Я спросил, где живет Алябьев, и поднялся на второй этаж, до краев полный музыки. Алябьева дома не оказалось. В комнате, у окна, приятный с виду парень чертил на доске.

— А он, наверное, где-нибудь тут, возле общаги болтается, — сказал парень, не отрываясь от чертежа. — Он музыку не любит, а у нас — слышите? В субботу особенно, как с ума сойдут. У всех проигрыватели, «маги» всякие, транзисторы.

— Не нравится?

— A-а… Мне наплевать… На меня не действует. Я скоро подамся отсюда. Диплом кончаю. Конечно, чего хорошего… Дичь…

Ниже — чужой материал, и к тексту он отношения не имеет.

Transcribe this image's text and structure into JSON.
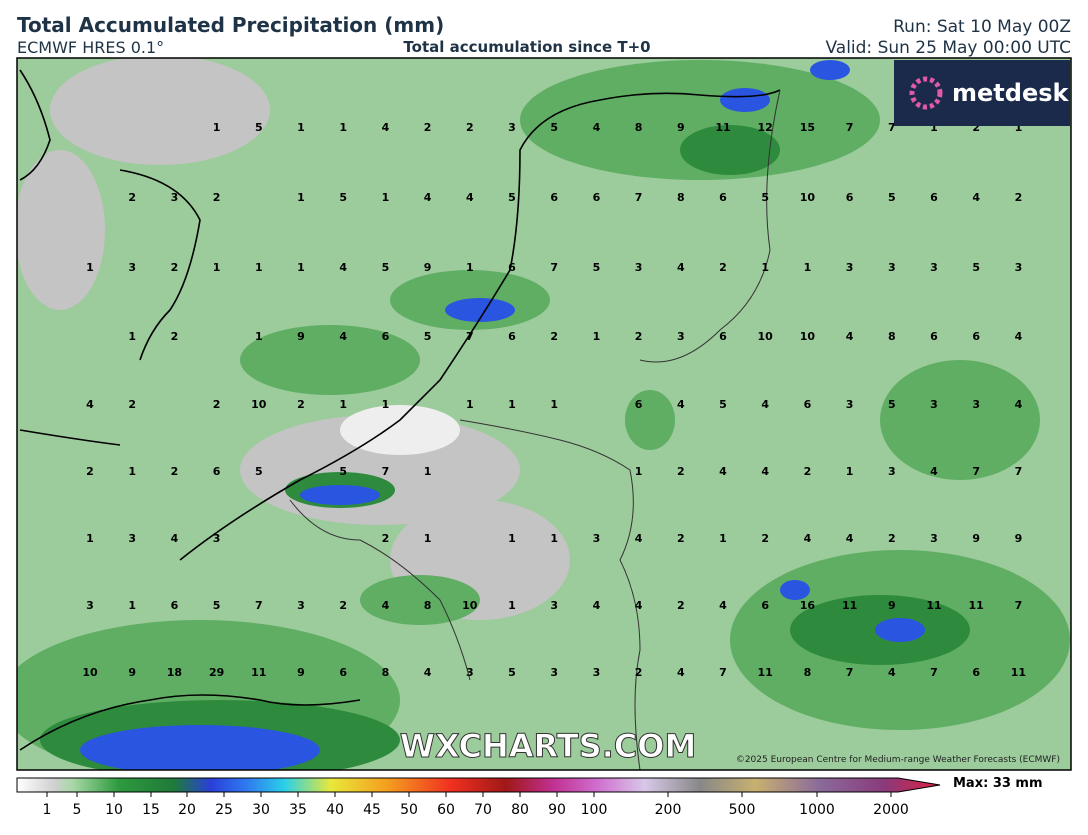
{
  "header": {
    "title": "Total Accumulated Precipitation (mm)",
    "model": "ECMWF HRES 0.1°",
    "subtitle": "Total accumulation since T+0",
    "run": "Run: Sat 10 May 00Z",
    "valid": "Valid: Sun 25 May 00:00 UTC"
  },
  "logo": "metdesk",
  "watermark": "WXCHARTS.COM",
  "copyright": "©2025 European Centre for Medium-range Weather Forecasts (ECMWF)",
  "grid_values": [
    [
      null,
      null,
      null,
      1,
      5,
      1,
      1,
      4,
      2,
      2,
      3,
      5,
      4,
      8,
      9,
      11,
      12,
      15,
      7,
      7,
      1,
      2,
      1
    ],
    [
      null,
      2,
      3,
      2,
      null,
      1,
      5,
      1,
      4,
      4,
      5,
      6,
      6,
      7,
      8,
      6,
      5,
      10,
      6,
      5,
      6,
      4,
      2
    ],
    [
      1,
      3,
      2,
      1,
      1,
      1,
      4,
      5,
      9,
      1,
      6,
      7,
      5,
      3,
      4,
      2,
      1,
      1,
      3,
      3,
      3,
      5,
      3
    ],
    [
      null,
      1,
      2,
      null,
      1,
      9,
      4,
      6,
      5,
      7,
      6,
      2,
      1,
      2,
      3,
      6,
      10,
      10,
      4,
      8,
      6,
      6,
      4
    ],
    [
      4,
      2,
      null,
      2,
      10,
      2,
      1,
      1,
      null,
      1,
      1,
      1,
      null,
      6,
      4,
      5,
      4,
      6,
      3,
      5,
      3,
      3,
      4
    ],
    [
      2,
      1,
      2,
      6,
      5,
      null,
      5,
      7,
      1,
      null,
      null,
      null,
      null,
      1,
      2,
      4,
      4,
      2,
      1,
      3,
      4,
      7,
      7
    ],
    [
      1,
      3,
      4,
      3,
      null,
      null,
      null,
      2,
      1,
      null,
      1,
      1,
      3,
      4,
      2,
      1,
      2,
      4,
      4,
      2,
      3,
      9,
      9
    ],
    [
      3,
      1,
      6,
      5,
      7,
      3,
      2,
      4,
      8,
      10,
      1,
      3,
      4,
      4,
      2,
      4,
      6,
      16,
      11,
      9,
      11,
      11,
      7
    ],
    [
      10,
      9,
      18,
      29,
      11,
      9,
      6,
      8,
      4,
      3,
      5,
      3,
      3,
      2,
      4,
      7,
      11,
      8,
      7,
      4,
      7,
      6,
      11
    ]
  ],
  "colorbar": {
    "labels": [
      1,
      5,
      10,
      15,
      20,
      25,
      30,
      35,
      40,
      45,
      50,
      60,
      70,
      80,
      90,
      100,
      200,
      500,
      1000,
      2000
    ],
    "max_label": "Max: 33 mm"
  }
}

— Ну и ад же у вас, — сказал я вахтерше, которая, видимо, уже спровадила пьяницу спать и сидела у доски с ключами.

— А что? — спросила она, щурясь.

— Да где же тишина?

— Ишь, парень, чего захотел… В общежитии-то? Пущай веселятся, раз им весело.

— Кому весело, а кому и нет. И поспать хочется, и почитать…

— А это уж не мое дело. Это с комендантшей говори. Я тут ни при чем… — враждебно ответила тетка.


Алябьева встретил неожиданно в переулке, у выхода к трамвайной линии. Было сумрачно, однако я сразу узнал его. Круто, по-мужски привалясь плечом к столбу, он стоял и курил.

— Алябьев? — окликнул я.

— А? Ой! Здрасте.

— Ты что же это? А? С ума сошел? В последней четверти… — с места в карьер взял я.

Алябьев молчал, потом кинул сигарету и придавил носком ботинка.

— Да. Бросил… Устаю, знаете… А потом — посчитал: ни



к чему. Подручным-то я и так перебьюсь. В сталевары не собираюсь…

— Расписаться умею — и ладно? Дважды два — четыре. Алябьев! Нет, ты все-таки с ума сошел. Подумай, еще год — и среднее образование. Аттестат зрелости. Подумай!

— А там опять учись, учись… Насядут в комитете. Слушайте, Владимир Иваныч, а может, я просто не хочу? Все равно всего не узнаешь. Все инженерами станут — кто будет шихту подгребать? На хлеб-то я себе всегда заработаю… — Алябьев усмехнулся.